The Special Olympics would not have succeeded without the selfless dedication of the volunteers.
Many of these volunteers spent their valuable time during the National Day holiday week traveling across the city, working 12-hours day and caring for the athletes. On average, there were four volunteers taking care of one athlete.
If you still bemoan the lack of volunteerism in China, you should probably think again. The nascent volunteer movement is growing rapidly, at least in Shanghai.
College students, who made up 70 percent of the Special Olympics volunteers, deserve our praise.
Born in the 1980s, they are often accused of being a spoiled, immature and self-centered generation, lacking team spirit and collapsing easily under pressure.
But these allegations are groundless based on the many moving stories about volunteers and the praise they received from Special Olympics officials, coaches, athletes and their families.
The tears in the eyes of many volunteers when athletes departed to their home countries after the games was also proof of the special bonds built during the short period.
Many volunteers feel that their hard work is truly worthwhile. They treasure the experience because it helps them grow to be more responsible members of the society.
In fact, that kind of gratitude is owed by society as a whole. The Special Olympics has given everyone a rare education in love and care as well as the Special Olympics' spirit of equality, acceptance and tolerance.
Shanghai was immersed in a mood of warmth, love and care during those two weeks.
China, with its 1,200-member delegation, the largest at the games, bagged more gold medals than any other country. But the Special Olympics is probably the only sporting event in the world where breaking world records and winning gold medals is secondary to participation. It is an event about demonstrating a spirit of courage, sharing, skill and joy.
In the Special Olympics, every athlete is a winner. Their strength and perseverance deserves the audience's loudest cheers.
A great many more moving stories came from these athletes, who have displayed the strongest and most touching spirit of mankind.
This spirit will surely empower millions of mentally challenged people in China and the world to be strong and upbeat throughout their lives. This spirit will also teach people to show more respect and care to this underprivileged group.

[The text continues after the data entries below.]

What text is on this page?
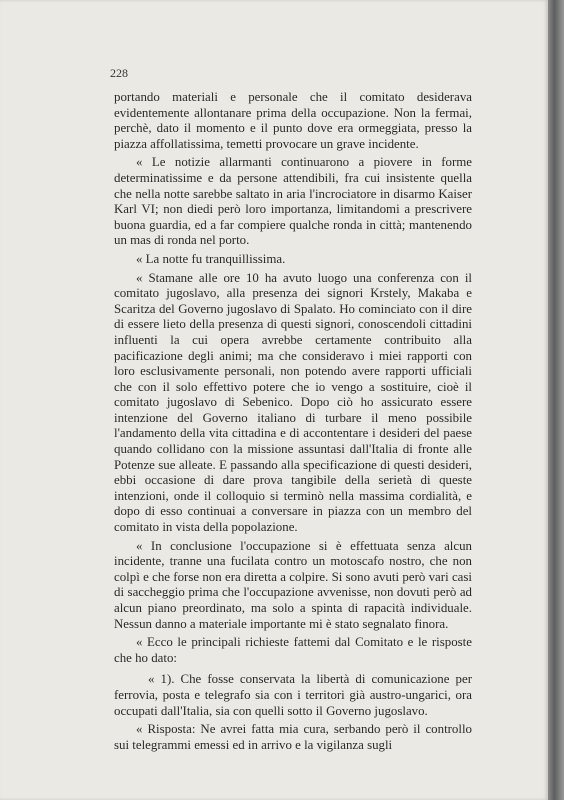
228

portando materiali e personale che il comitato desiderava evidentemente allontanare prima della occupazione. Non la fermai, perchè, dato il momento e il punto dove era ormeggiata, presso la piazza affollatissima, temetti provocare un grave incidente.

« Le notizie allarmanti continuarono a piovere in forme determinatissime e da persone attendibili, fra cui insistente quella che nella notte sarebbe saltato in aria l'incrociatore in disarmo Kaiser Karl VI; non diedi però loro importanza, limitandomi a prescrivere buona guardia, ed a far compiere qualche ronda in città; mantenendo un mas di ronda nel porto.

« La notte fu tranquillissima.

« Stamane alle ore 10 ha avuto luogo una conferenza con il comitato jugoslavo, alla presenza dei signori Krstely, Makaba e Scaritza del Governo jugoslavo di Spalato. Ho cominciato con il dire di essere lieto della presenza di questi signori, conoscendoli cittadini influenti la cui opera avrebbe certamente contribuito alla pacificazione degli animi; ma che consideravo i miei rapporti con loro esclusivamente personali, non potendo avere rapporti ufficiali che con il solo effettivo potere che io vengo a sostituire, cioè il comitato jugoslavo di Sebenico. Dopo ciò ho assicurato essere intenzione del Governo italiano di turbare il meno possibile l'andamento della vita cittadina e di accontentare i desideri del paese quando collidano con la missione assuntasi dall'Italia di fronte alle Potenze sue alleate. E passando alla specificazione di questi desideri, ebbi occasione di dare prova tangibile della serietà di queste intenzioni, onde il colloquio si terminò nella massima cordialità, e dopo di esso continuai a conversare in piazza con un membro del comitato in vista della popolazione.

« In conclusione l'occupazione si è effettuata senza alcun incidente, tranne una fucilata contro un motoscafo nostro, che non colpì e che forse non era diretta a colpire. Si sono avuti però vari casi di saccheggio prima che l'occupazione avvenisse, non dovuti però ad alcun piano preordinato, ma solo a spinta di rapacità individuale. Nessun danno a materiale importante mi è stato segnalato finora.

« Ecco le principali richieste fattemi dal Comitato e le risposte che ho dato:

« 1). Che fosse conservata la libertà di comunicazione per ferrovia, posta e telegrafo sia con i territori già austro-ungarici, ora occupati dall'Italia, sia con quelli sotto il Governo jugoslavo.

« Risposta: Ne avrei fatta mia cura, serbando però il controllo sui telegrammi emessi ed in arrivo e la vigilanza sugli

The Special Olympics have also provided Shanghainese with a chance to present their new look, after a 16 year economic boom.
Long known for regarding non-locals as country bumpkins, Shanghainese resurrected their image by showing the world that they are caring and accepting, opening their arms to embrace people from all over the world.
The 2007 Special Olympics was truly a great success. It accomplished feats impossible in other sporting events. It certainly deserved that fantastic opening ceremony.
Many people have become deeply disappointed in the lack of spirit of love and care in many parts of today's society, as the country has been focused on becoming rich in the last three decades.
If the Special Olympics can serve as a wake up call for the return of this spirit, it is at least as important as the upcoming 2008 Beijing Olympics.